Does the news release adequately explain/quantify the harms of the intervention?

Not Satisfactory

The published research report clearly reports that some subjects experienced a worsening of symptoms, or no real change, but the release fails to mention any data on side effects. According to the study, the harms were about the same in the high dose group and the placebo, but were greater in the low dose group (and that difference was statistically significant).

Does the news release seem to grasp the quality of the evidence?


The release doesn’t give the study methods in strong detail, but it does describe it as a double blind, randomized clinical and placebo control trial, which suggests a high level of evidence. The published study appears to show a low risk of bias. The study also showed there was a dose response between the high, low and control doses for the primary outcome event (degree of improvement) and except for some discrepancies in the adverse events rates (higher in the low dose group than in the high dose or placebo groups) there was fairly good precision and the NNT of 6 is not unreasonable. It would have been beneficial to readers if the release had included some information about the age, gender and race of those being treated, as well as more details about the patient-reported improvements.

Does the news release commit disease-mongering?


The release doesn’t engage in disease-mongering. The release mentions a possible link to skin or blood cancer with the use of topical steroids which are in wide use today, but then notes that the studies suggesting the link have not proven the case.

Does the news release identify funding sources & disclose conflicts of interest?

Not Satisfactory

The release doesn’t include any information about how the study was funded. The study itself discloses that several authors are paid consultants for the companies making the drug.

Does the news release compare the new approach with existing alternatives?


The release does give ample information about alternative treatments, including the standard treatments. We’d still like to know how the drug under development would be an improvement over alternative treatments, including some of the over-the-counter treatments available for patients with mild eczema. How much better would the new treatment be in terms of symptomatic relief? Also, there is no mention of the fact that there are other PDE4 inhibitors already under development and on the market for other inflammatory conditions.

Does the news release establish the availability of the treatment/test/product/procedure?

Not Satisfactory

Although industry-sponsored releases must avoid “forward looking” predictions about future drug approval, the release would have added useful information if it had noted whether this phase 2 trial would be followed by phase 3 trials. As it stands there is no way to gauge if or when this product will be available.
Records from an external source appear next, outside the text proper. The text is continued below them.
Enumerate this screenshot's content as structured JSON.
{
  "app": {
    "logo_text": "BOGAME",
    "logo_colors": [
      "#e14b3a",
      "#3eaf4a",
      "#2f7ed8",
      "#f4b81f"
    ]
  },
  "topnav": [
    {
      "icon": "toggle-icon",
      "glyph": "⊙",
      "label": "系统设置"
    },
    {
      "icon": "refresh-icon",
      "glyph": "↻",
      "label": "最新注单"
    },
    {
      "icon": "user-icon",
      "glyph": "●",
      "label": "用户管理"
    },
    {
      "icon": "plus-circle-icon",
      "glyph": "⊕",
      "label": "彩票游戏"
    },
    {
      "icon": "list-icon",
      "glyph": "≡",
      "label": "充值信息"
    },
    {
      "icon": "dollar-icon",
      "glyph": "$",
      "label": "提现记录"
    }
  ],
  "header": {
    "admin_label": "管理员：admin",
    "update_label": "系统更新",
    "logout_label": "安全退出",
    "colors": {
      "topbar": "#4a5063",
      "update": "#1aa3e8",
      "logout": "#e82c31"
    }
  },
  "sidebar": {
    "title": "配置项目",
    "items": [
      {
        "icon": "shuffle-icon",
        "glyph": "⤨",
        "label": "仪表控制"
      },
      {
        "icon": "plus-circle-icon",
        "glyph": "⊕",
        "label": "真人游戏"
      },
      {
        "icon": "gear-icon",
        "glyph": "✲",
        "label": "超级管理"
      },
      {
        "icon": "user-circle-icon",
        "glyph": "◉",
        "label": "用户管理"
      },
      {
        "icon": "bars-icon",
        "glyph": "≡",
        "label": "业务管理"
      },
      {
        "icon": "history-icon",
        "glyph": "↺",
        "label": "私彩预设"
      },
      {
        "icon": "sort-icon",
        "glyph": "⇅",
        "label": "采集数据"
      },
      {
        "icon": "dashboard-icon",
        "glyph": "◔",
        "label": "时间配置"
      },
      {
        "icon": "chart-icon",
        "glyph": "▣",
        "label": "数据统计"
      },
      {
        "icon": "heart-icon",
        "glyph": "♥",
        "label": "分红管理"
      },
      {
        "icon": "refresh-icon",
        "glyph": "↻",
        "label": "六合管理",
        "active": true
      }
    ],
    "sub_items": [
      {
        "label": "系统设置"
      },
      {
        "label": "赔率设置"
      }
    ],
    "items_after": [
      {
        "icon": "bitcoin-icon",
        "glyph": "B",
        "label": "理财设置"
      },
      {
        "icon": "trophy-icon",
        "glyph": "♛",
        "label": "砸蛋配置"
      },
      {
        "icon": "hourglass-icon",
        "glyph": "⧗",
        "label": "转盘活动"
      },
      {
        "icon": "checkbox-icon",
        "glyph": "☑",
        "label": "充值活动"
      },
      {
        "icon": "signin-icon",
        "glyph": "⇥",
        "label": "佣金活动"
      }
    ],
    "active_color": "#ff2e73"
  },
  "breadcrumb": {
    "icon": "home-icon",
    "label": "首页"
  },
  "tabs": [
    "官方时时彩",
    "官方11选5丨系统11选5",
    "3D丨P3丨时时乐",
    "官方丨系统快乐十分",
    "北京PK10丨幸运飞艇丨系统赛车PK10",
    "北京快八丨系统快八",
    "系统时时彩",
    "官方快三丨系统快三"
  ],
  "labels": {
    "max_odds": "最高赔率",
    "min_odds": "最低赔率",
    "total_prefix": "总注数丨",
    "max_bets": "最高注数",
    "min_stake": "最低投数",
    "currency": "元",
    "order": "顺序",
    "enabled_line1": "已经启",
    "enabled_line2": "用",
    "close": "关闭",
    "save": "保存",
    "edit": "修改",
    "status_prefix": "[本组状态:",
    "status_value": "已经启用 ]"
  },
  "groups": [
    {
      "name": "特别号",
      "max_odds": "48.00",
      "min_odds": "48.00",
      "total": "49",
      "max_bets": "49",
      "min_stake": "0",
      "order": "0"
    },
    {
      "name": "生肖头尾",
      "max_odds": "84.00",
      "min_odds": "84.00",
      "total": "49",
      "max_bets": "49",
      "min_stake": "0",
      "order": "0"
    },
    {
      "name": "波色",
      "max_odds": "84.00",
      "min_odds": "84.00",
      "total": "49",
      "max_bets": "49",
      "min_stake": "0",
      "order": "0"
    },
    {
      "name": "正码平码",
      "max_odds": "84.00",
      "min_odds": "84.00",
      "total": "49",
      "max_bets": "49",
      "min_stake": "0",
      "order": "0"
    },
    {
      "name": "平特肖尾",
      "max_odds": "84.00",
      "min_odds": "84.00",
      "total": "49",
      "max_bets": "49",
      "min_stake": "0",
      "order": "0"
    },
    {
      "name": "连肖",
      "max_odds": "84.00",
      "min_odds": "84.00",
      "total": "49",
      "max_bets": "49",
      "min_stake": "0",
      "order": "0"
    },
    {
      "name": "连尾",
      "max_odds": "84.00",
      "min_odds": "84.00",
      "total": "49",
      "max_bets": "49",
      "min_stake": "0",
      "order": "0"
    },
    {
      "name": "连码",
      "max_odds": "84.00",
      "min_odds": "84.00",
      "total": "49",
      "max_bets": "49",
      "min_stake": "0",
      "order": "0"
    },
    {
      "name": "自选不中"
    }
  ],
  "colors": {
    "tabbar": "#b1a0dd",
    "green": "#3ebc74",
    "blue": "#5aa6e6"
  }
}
It seems overly optimistic to make this statement based on a phase 2 study: “MM36 is expected to be the 2nd topical PDE4 inhibitor available in the US and may offer unique benefits for patients suffering from AD.”

Does the news release establish the true novelty of the approach?


The release notes in two places that MM36 would be the second topical PDE4 inhibitor after a competing product (cisaborole, manufactured by Anacor Phamaceuticals). Cisaborole is further along in the approval-seeking process than MM36.

Does the news release include unjustifiable, sensational language, including in the quotes of researchers?


The news release does not employ unjustifiable language.